>

6 Tanaman Hidroponik Cepat Panen dan Mudah Ditanam

6 Tanaman Hidroponik Cepat Panen dan Mudah Ditanam

Berdasarkan masa panennya, jenis tanaman dibedakan menjadi dua macam yakni tanaman berumur pendek dan tanaman berumur panjang. Tanaman berumur pendek tentu saja memiliki masa panen yang lebih cepat dibandingkan tanaman berumur panjang. Tanaman berumur panjang ini juga bisa ditanam secara hidroponik. Menanam tanaman hidroponik cepat panen ini tentu akan membuahkan hasil yang lebih optimal.


Menanam secara hidroponik memang lebih menguntungkan. Tak hanya lebih cepat panen, bertanam hidroponik ini juga bisa memanfaatkan lahan terbatas. Jika anda memiliki pekarangan rumah yang lahannya sempit, anda bisa gunakan teknik hidroponik ini. Anda bisa menanamnya secara bertingkat sehingga tidak memerlukan lahan yang luas. Untuk anda yang ingin mengetahui apa saja tanaman hidroponik cepat panen tersebut, simak saja ulasannya dibawah ini.

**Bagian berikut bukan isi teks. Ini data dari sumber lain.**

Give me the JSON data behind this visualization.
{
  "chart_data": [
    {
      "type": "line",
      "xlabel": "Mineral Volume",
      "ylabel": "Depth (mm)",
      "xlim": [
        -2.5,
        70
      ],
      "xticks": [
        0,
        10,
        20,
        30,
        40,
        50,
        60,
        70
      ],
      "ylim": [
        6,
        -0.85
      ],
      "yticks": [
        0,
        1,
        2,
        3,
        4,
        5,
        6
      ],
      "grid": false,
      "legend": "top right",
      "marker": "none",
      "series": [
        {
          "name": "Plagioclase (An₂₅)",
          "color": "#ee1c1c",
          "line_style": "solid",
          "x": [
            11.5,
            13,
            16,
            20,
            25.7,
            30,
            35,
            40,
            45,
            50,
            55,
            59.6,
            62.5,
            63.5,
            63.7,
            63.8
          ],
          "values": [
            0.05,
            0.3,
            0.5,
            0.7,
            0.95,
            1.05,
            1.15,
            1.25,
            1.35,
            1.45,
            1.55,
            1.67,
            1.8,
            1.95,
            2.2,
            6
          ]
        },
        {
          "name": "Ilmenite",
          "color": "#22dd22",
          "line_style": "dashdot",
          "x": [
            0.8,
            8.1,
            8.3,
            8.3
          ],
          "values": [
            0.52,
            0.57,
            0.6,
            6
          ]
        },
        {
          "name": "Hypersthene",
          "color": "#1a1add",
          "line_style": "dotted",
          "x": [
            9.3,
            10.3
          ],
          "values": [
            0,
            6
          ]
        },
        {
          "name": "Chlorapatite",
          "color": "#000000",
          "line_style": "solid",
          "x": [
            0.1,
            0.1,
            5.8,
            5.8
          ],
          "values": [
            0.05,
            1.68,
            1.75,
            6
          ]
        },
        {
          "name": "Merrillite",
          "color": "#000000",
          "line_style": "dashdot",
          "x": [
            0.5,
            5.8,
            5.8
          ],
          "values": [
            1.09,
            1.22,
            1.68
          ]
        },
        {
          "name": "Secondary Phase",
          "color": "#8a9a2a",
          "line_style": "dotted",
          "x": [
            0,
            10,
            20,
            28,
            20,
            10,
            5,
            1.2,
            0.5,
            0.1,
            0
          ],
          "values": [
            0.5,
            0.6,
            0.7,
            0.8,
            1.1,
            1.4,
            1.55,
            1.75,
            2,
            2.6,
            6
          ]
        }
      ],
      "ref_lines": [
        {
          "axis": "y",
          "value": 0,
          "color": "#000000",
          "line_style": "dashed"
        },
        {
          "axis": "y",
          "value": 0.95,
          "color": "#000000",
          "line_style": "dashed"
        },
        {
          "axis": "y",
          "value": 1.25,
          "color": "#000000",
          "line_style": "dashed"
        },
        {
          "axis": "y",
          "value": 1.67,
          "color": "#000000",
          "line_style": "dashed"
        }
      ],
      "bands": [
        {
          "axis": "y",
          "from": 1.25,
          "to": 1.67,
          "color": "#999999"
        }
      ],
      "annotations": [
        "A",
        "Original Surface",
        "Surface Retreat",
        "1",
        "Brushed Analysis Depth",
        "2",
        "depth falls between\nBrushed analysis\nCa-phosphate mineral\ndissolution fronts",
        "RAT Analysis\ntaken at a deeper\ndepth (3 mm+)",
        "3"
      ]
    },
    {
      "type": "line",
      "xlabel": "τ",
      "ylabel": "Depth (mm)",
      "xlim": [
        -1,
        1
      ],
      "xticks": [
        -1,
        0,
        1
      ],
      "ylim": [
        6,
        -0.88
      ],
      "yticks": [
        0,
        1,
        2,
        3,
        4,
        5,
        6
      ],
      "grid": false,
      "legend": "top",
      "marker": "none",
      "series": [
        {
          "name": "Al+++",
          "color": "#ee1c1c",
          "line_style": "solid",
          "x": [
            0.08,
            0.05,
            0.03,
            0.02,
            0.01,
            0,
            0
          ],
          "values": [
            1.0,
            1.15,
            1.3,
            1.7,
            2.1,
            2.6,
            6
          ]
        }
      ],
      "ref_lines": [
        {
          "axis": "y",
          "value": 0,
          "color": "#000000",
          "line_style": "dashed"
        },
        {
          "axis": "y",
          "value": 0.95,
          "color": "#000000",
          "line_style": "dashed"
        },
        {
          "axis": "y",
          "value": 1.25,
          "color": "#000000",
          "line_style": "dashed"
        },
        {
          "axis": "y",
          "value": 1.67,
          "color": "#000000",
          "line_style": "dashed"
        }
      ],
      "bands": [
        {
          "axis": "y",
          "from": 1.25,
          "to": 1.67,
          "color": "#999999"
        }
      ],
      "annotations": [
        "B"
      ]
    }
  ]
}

Tanaman Hidroponik Cepat Panen


Berikut ini adalah beberapa jenis tanaman hidroponik cepat panen yang perlu untuk anda tahu.

1. Sawi Hijau (Caisim)


Jenis sayuran cepat panen yang pertama ialah sawi hijau (Caisim). Sayuran hijau ini dapat tumbuh di daerah dataran rendah maupun dataran tinggi. Tak hanya akarnya, seluruh bagian sawi hijau ini tetap dapat dimanfaatkan untuk dikonsumsi. Dalam hal budidaya, sawi hijau ini termasuk jenis sayuran yang mudah ditanam. Saat pembibitan yang dibutuhkan hanya biji dari bunganya. Penyemaian biji sawi hijau dilakukan sampai tubuh daun sebanyak 3-4.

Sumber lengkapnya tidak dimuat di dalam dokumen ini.